Scottish writer Iain Banks has died aged 59, two months after announcing he had terminal cancer, his family has said.
The author revealed in April he was suffering from terminal gall bladder cancer and was unlikely to live for more than a year.
Iain Banks was best known for his novels The Wasp Factory, The Crow Road and Complicity.
In a statement, Iain Banks’ publisher said he was “an irreplaceable part of the literary world”.
Little, Brown Book Group said the author was “one of the country’s best-loved novelists” for both his mainstream and science fiction books.
“Iain Banks’ ability to combine the most fertile of imaginations with his own highly distinctive brand of gothic humor made him unique,” the statement said.
After announcing his illness in April, Iain Banks asked his publishers to bring forward the release date of his latest novel, The Quarry, so he could see it on the shelves.

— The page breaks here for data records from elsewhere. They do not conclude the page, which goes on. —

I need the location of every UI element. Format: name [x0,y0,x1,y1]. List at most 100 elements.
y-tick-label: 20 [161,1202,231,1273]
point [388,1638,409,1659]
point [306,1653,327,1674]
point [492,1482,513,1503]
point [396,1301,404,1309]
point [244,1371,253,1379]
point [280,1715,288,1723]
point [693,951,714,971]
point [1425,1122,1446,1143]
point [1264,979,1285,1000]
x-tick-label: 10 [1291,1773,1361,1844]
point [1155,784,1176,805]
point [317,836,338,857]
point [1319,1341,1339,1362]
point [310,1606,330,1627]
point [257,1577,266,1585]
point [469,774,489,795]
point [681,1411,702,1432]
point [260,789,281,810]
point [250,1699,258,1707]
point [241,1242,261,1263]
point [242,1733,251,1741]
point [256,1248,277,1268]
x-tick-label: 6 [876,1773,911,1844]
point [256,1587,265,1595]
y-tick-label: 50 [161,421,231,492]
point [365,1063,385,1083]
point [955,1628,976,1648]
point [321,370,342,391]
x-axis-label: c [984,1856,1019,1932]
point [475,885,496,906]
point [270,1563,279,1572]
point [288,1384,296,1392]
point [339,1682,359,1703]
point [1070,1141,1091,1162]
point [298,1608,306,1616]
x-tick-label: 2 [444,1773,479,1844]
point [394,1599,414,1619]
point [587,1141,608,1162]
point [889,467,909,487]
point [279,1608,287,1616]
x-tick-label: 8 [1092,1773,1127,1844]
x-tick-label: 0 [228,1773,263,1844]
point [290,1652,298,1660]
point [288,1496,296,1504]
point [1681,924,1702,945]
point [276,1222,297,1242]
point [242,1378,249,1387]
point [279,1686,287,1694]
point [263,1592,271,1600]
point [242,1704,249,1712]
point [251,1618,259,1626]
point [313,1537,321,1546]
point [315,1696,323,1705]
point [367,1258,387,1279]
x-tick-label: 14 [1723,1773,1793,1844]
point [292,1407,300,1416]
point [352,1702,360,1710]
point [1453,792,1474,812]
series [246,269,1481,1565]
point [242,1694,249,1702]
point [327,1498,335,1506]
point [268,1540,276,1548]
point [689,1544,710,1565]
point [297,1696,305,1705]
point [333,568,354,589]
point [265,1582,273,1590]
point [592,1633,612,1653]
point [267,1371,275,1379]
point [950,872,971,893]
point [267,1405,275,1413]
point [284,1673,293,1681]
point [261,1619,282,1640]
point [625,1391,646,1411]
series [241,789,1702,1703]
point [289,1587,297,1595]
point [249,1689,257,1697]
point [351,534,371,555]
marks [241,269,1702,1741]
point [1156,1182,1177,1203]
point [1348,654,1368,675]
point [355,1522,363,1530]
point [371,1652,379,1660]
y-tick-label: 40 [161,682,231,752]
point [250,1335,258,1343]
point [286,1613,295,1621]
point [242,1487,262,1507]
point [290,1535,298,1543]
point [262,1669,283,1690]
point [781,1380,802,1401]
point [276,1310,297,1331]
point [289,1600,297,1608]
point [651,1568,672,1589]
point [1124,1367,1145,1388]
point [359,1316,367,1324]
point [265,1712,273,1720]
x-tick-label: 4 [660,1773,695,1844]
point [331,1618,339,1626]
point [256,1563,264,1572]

On Sunday, it was revealed the book – to be released on 20 June – would detail the physical and emotional strain of cancer.
It describes the final weeks of the life of a man in his 40s who has terminal cancer.
Iain Banks revealed he was some 87,000 words into writing the book when he was diagnosed with his own illness.
“I had no inkling. So it wasn’t as though this is a response to the disease or anything, the book had been kind of ready to go,” he said.
“And then 10,000 words from the end, as it turned out, I suddenly discovered that I had cancer.”
Little, Brown Book Group said the author was presented with finished copies of his last novel three weeks ago.
Iain Banks’ first novel, The Wasp Factory, was published in 1984 and was ranked as one of the best 100 books of the 20th Century in a 1997 poll conducted by book chain Waterstone’s and Channel 4.
The writer also penned sci-fi titles under the name Iain M. Banks. His most recent book, The Hydrogen Sonata, was released last year.
After announcing his illness, Iain Banks had described being “hugely moved” by the public support for him through his website.
“Still knocked out by the love and the depth of feeling coming from so many people; thank you, all of you,” he wrote on Banksophilia last month.